I asked Rory Sutherland (Vice Chairman: Ogilvy & Mather) what books stood out for him last year. I’ve had the privilege of chatting with Rory a few times now and I think you’ll agree, like most farnamstreeters not only is he exceptionally smart but he’s an awesome person.
I think you’ll enjoy his reply:
Gerd Gigerenzer’s Risk Savvy: How to Make Good Decisions is a wonderful book; the concept of defensive decision-making which he describes within it is alone worth the cover price. As an additional bonus, you get a very valuable lesson in the interpretation of statistics, a field of mathematics which – I think it is now almost universally agreed – is given too little time and attention in schools.
Pathological Altruism, edited by Barbara Oakley et al, is a wonderfully broad book – but built around a single insight. That, just as apparently self-interested acts can have benign consequences, the reverse is also true. We tend to think that altruism is something to be maximised – but in fact it needs to be calibrated. A very important book.

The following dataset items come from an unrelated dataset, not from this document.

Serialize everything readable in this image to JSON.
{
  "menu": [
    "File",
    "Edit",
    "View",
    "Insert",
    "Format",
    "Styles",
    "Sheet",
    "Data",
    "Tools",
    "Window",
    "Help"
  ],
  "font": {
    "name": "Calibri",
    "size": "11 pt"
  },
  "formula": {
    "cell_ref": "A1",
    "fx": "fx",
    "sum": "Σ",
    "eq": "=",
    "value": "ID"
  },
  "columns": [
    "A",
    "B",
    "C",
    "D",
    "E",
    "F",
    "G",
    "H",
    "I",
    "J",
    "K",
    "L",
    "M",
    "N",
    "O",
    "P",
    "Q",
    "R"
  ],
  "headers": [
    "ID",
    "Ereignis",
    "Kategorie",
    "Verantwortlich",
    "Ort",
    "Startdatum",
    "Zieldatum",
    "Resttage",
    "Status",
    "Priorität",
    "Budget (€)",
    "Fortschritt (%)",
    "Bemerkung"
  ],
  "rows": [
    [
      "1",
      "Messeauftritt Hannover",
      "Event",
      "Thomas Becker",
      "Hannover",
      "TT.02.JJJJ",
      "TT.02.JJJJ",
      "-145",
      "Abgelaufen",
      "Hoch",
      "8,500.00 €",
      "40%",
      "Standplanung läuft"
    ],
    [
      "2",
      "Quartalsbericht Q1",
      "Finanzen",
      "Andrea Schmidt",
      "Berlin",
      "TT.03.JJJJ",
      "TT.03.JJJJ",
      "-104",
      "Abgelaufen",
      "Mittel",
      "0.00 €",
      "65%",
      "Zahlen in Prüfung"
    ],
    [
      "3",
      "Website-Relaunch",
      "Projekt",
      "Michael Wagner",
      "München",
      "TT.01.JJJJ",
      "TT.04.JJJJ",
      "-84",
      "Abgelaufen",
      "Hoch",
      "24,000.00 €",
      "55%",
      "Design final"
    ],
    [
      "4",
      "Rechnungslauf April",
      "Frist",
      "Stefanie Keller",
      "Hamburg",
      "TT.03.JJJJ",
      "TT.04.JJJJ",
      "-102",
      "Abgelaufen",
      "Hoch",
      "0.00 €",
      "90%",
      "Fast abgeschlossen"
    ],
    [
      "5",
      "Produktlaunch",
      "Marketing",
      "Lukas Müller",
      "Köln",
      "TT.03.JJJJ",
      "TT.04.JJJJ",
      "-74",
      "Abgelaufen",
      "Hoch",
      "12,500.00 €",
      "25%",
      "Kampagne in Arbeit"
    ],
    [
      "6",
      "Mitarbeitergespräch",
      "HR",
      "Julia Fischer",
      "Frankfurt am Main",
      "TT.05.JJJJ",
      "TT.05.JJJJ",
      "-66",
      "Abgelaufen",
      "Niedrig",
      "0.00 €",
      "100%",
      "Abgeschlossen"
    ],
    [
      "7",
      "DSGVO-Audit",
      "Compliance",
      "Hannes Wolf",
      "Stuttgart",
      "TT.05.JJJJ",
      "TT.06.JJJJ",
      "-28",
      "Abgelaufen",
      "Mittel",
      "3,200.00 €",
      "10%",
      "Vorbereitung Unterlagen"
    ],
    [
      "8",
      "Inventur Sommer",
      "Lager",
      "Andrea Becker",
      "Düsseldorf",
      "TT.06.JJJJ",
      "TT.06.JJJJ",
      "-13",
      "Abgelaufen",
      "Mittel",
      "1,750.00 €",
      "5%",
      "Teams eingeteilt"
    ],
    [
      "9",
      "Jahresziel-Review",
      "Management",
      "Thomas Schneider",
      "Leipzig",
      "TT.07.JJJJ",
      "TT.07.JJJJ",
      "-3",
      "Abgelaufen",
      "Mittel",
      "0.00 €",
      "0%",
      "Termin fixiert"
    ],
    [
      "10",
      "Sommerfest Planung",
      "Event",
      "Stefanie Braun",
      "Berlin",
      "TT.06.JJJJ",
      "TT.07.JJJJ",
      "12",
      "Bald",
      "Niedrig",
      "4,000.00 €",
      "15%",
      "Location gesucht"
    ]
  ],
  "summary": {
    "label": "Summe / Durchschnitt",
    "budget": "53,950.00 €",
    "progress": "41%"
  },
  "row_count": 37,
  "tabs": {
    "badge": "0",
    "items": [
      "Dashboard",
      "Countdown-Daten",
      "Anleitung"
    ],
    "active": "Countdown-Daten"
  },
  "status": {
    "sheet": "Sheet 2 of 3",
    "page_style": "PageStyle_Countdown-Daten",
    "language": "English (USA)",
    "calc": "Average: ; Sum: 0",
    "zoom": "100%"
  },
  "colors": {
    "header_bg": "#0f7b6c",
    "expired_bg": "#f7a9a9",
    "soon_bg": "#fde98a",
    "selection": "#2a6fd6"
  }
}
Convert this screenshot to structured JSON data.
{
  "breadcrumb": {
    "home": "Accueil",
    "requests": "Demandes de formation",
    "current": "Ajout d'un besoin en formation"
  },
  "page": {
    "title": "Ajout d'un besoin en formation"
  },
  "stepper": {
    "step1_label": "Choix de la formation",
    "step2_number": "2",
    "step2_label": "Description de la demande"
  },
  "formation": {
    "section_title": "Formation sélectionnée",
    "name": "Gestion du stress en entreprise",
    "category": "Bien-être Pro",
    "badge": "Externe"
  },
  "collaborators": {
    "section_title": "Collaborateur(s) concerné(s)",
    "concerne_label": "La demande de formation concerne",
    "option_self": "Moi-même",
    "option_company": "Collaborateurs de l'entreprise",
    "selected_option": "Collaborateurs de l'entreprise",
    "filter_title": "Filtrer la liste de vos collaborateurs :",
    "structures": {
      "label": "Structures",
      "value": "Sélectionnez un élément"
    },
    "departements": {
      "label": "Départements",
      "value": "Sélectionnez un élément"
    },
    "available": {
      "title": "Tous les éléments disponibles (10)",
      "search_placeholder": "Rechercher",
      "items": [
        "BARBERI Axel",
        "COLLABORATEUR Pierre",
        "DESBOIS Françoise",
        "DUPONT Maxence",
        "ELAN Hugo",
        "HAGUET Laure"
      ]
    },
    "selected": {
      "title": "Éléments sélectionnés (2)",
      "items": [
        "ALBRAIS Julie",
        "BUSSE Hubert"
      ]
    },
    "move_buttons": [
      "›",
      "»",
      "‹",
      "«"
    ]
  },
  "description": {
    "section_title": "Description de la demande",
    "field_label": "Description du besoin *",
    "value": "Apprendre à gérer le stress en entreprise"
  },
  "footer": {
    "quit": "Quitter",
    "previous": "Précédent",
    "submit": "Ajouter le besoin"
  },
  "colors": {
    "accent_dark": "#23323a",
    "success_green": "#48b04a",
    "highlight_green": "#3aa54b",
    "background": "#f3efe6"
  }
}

Peter Thiel’s Zero to One: Notes on Startups, or How to Build the Future is an excellent book from someone who seems to understand what Fitzgerald called “the whole equation” of a business: in this case it isn’t movies but technology. A very enjoyable book of just the right length.
Finally I immensely enjoyed the manuscript of Richard Thaler’s upcoming book Misbehaving: The Making of Behavioral Economics. I have not laughed so much in ages as when reading his chapter describing how the Economics Faculty of the University of Chicago tried to agree on the allocation of offices in their new building. No, it did not go well.